On April 17, Macron acknowledged that the last King of France imposed a heavy financial indemnity on the Haitian people, the payment of which spanned decades. However, without using the terms debt or ransom, and without mentioning any possibility of restitution, France announced the creation of a joint Franco-Haitian commission to examine the countries’ shared history and shed light on all its dimensions.
French authorities say the goal is to explore ways to better teach this history in both nations, strengthen educational and cultural ties, and build a renewed relationship based on mutual respect and solidarity.
“Today, on this bicentennial, we must face this history with lucidity, courage, and truth,” said Macron. “Haiti was born of a revolution true to the spirit of 1789, which boldly upheld the universal principles of Liberty, Equality, and Fraternity.”
Deshommes said he cannot confirm whether the CPT submitted the restitution letter to the French authorities. He acknowledged that the fight for restitution will be long.
“The fight for restitution will be long, but we remain very confident because we are not short of arguments,” Deshommes said. He said future efforts may target the U.S., Germany and other countries that took advantage of Haiti.
When France first imposed the debt in 1825, the amount was 150 million gold francs.

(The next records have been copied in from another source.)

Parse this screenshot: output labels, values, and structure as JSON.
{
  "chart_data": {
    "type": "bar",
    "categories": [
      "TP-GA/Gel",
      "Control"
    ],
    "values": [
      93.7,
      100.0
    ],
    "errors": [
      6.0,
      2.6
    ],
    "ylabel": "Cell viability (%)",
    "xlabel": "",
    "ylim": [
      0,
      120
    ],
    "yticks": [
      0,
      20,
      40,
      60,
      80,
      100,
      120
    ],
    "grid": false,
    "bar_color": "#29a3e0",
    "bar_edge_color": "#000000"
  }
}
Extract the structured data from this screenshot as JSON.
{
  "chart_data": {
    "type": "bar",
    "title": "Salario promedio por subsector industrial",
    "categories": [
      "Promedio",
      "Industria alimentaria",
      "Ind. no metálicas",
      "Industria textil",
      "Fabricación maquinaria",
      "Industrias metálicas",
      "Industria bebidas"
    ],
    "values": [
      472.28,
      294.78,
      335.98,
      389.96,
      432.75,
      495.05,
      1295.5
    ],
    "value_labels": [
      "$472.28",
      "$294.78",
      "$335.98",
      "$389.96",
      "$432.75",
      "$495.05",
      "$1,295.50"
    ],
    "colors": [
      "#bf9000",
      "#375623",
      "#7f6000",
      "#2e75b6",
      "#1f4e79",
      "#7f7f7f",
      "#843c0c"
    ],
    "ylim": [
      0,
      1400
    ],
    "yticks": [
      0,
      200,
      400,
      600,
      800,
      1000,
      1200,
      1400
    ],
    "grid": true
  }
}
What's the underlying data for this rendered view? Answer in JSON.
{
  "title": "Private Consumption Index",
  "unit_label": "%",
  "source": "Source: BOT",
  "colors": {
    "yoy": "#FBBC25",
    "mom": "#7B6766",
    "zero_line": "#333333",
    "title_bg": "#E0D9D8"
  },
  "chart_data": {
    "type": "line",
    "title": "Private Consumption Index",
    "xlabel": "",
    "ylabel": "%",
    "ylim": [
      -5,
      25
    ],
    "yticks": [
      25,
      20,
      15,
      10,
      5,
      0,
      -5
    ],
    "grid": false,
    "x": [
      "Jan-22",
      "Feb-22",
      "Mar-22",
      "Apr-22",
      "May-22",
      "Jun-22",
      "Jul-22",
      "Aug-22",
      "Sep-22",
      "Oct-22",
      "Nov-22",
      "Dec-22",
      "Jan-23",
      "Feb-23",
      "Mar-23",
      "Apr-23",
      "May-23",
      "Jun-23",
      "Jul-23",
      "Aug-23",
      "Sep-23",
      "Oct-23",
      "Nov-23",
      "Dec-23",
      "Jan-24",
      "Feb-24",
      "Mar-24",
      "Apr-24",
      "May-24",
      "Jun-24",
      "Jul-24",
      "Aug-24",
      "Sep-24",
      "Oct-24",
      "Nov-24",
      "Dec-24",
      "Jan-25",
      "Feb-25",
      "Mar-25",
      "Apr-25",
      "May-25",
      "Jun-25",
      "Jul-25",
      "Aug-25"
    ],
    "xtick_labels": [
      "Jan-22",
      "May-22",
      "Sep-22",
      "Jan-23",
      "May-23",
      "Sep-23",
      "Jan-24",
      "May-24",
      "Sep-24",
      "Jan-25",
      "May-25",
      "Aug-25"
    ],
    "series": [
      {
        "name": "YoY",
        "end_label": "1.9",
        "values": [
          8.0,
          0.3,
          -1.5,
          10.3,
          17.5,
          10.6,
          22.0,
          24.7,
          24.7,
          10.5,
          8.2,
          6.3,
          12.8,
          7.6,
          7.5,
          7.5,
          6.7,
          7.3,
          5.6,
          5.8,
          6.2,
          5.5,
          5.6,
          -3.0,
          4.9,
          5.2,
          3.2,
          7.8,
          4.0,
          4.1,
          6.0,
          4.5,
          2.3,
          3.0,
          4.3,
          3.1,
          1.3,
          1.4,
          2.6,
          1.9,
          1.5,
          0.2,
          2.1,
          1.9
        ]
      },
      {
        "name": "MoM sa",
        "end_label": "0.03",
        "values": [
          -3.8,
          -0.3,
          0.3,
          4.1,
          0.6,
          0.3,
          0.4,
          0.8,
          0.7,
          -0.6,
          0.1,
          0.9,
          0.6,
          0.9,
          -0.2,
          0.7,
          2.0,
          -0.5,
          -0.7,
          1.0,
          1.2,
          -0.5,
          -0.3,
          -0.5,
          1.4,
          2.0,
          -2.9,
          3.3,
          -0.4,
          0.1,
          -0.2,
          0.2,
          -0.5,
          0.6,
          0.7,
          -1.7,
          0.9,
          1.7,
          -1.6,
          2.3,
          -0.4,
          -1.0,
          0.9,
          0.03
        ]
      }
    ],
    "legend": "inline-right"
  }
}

The regular payments Haiti made drained Haiti’s economy for over a century. In 2003, then-President Jean-Bertrand Aristide valued the amount due back at $21.7 billion and demanded repayment. France rejected the request and offered more cooperation instead.
The latest calculation stands at $115 billion from France alone, Deshommes said, and does not even factor in the trade preferences granted to France. He adds that 17 to 20 billion dollars should be added to the debt to account for lost revenue from trade preferences granted.
Péguy Noël, a history professor, explains that it was not a debt but rather a “ransom,” since Haiti had borrowed nothing. He describes the burden as “crippling” for the country, noting that it deepened social inequalities, fostered a political culture dependent on foreign alliances over national priorities, and reoriented Haiti’s economy almost entirely around debt repayment..
“The ransom imposed by France in 1825 was a counter-revolution that slowed Haiti’s development,” Noël says. “Even education was neglected in the 19th century due to intentional underinvestment, part of a broader effort to keep Haiti underdeveloped and impoverished.”
Blanc’s research links the historical wounds, collective trauma, and their manifestations in the collective thought and behavior of Haitians. Based on her findings, Blanc asserts that a $30 billion repayment could transform Haiti’s public healthcare system.
“With a $30 billion restitution, Haiti could see life expectancy rise by 10-12 years, with infant and maternal mortality reduced by over 60%,” Blanc states in a preprint article she is developing through her studies at the University of Miami.
“Expanded mental health services could lower suicide rates to 4-5 per 100,000, while food insecurity could decrease by 20-25%, and homicide rates and violence against women could drop by 40-50% through targeted social welfare programs.”